Bug 60374

Summary: Extracting text from some older Word documents fails with ArrayIndexOutOfBoundsException due to unicode/non-unicode mismatch
Product: POI Reporter: Dominik Stadler <dominik.stadler>
Component: HWPFAssignee: POI Developers List <dev>
Status: RESOLVED DUPLICATE    
Severity: normal    
Priority: P2    
Version: 3.16-dev   
Target Milestone: ---   
Hardware: PC   
OS: All   
Attachments: Sample file

Description Dominik Stadler 2016-11-15 08:58:14 UTC
Created attachment 34447 [details]
Sample file

The regression testing at http://people.apache.org/~centic/poi_regression/reportsAll/ shows the following for some files.

It seems the text-pieces in the files are stored as non-unicode, but the class PieceDescriptor sets unicode = true. If I set unicode = false manually there extracting text works for these documents as well.


    public void testException() throws IOException, OpenXML4JException, XmlException {
		final POITextExtractor extractor = ExtractorFactory.createExtractor(POIDataSamples.getDocumentInstance().openResourceAsStream("cn.orthodox.www_divenbog_APRIL_30-APRIL.DOC"));

		// Check it gives text without error
		System.out.println(extractor.getText());

		extractor.close();
	}



java.lang.IllegalArgumentException: Error creating Scratchpad Extractor
	at o.a.p.extractor.OLE2ExtractorFactory.createExtractor(OLE2ExtractorFactory.java:197)
	at o.a.p.extractor.OLE2ExtractorFactory.createExtractor(OLE2ExtractorFactory.java:119)
	at o.a.p.extractor.ExtractorFactory.createExtractor(ExtractorFactory.java:276)
	at o.a.p.extractor.ExtractorFactory.createExtractor(ExtractorFactory.java:129)
	at o.a.p.stress.AbstractFileHandler.handleExtractingInternal(AbstractFileHandler.java:81)
	at o.a.p.stress.AbstractFileHandler.handleExtracting(AbstractFileHandler.java:60)
	at org.dstadler.commoncrawl.FileHandlingRunnable.run(FileHandlingRunnable.java:62)

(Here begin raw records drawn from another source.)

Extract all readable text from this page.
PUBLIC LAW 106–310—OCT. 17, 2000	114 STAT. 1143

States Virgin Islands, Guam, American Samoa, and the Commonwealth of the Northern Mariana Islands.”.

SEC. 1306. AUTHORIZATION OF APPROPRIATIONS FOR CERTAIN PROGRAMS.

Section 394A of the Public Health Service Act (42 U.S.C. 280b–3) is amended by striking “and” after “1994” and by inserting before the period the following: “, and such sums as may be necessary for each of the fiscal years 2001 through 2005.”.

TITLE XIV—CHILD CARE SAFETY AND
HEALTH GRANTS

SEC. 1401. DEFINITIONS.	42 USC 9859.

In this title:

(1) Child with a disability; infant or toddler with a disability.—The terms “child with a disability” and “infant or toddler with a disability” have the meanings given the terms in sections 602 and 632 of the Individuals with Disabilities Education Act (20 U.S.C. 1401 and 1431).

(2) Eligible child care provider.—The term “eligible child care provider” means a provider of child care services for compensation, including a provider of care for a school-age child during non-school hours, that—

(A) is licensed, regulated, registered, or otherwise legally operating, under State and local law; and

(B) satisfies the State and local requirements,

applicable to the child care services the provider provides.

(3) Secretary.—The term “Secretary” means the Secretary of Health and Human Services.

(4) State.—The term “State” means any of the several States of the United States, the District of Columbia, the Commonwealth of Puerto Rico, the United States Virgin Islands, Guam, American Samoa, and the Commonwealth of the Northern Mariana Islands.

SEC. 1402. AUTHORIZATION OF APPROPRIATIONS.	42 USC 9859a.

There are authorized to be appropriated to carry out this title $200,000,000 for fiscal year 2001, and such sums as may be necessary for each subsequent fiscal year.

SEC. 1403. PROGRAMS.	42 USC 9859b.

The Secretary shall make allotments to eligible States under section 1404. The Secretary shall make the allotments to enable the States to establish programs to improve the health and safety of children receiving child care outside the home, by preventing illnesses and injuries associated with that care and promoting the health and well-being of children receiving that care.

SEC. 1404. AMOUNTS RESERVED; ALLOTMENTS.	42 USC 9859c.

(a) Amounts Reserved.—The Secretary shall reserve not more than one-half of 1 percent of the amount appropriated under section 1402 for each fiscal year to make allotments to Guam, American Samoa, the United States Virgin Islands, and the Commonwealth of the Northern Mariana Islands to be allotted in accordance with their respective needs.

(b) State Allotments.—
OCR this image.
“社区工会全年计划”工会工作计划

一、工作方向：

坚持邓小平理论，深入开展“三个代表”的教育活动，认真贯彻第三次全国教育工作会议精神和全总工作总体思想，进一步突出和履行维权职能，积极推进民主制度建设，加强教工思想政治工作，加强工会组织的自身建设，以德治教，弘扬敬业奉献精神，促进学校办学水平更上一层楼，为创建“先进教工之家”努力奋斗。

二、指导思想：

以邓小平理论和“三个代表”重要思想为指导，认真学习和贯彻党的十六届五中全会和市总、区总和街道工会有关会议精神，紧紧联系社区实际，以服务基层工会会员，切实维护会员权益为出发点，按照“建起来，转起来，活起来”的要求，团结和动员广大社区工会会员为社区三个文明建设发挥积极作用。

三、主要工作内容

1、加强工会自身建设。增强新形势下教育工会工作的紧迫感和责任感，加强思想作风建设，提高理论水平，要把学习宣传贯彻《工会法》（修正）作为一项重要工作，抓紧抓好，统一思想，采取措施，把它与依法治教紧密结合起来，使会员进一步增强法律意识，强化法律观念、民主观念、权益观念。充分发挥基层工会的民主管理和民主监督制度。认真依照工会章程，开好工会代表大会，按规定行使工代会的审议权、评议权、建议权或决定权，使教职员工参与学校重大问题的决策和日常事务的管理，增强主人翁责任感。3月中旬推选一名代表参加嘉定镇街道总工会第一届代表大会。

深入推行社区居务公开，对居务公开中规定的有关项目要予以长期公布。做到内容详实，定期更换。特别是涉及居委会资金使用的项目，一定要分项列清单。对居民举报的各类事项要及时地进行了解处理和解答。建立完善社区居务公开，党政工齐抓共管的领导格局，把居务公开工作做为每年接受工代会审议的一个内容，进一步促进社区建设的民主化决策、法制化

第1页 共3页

Caused by: java.lang.reflect.InvocationTargetException
	at sun.reflect.GeneratedMethodAccessor4560.invoke(Unknown Source)
	at sun.reflect.DelegatingMethodAccessorImpl.invoke(DelegatingMethodAccessorImpl.java:43)
	at java.lang.reflect.Method.invoke(Method.java:498)
	at o.a.p.extractor.OLE2ExtractorFactory.createExtractor(OLE2ExtractorFactory.java:192)
	... 12 more
Caused by: java.lang.ArrayIndexOutOfBoundsException
	at o.a.p.hwpf.model.TextPieceTable.(TextPieceTable.java:109)
	at o.a.p.hwpf.model.ComplexFileTable.(ComplexFileTable.java:70)
	at o.a.p.hwpf.HWPFOldDocument.(HWPFOldDocument.java:68)
	at o.a.p.hwpf.extractor.Word6Extractor.(Word6Extractor.java:74)
	at o.a.p.extractor.OLE2ScratchpadExtractorFactory.createExtractor(OLE2ScratchpadExtractorFactory.java:62)
	... 16 more
Comment 1 Dominik Stadler 2017-06-09 12:52:24 UTC
This likely got fixed via bug 50955, the file now works fine, added a unit-test via r1798200.

*** This bug has been marked as a duplicate of bug 50955 ***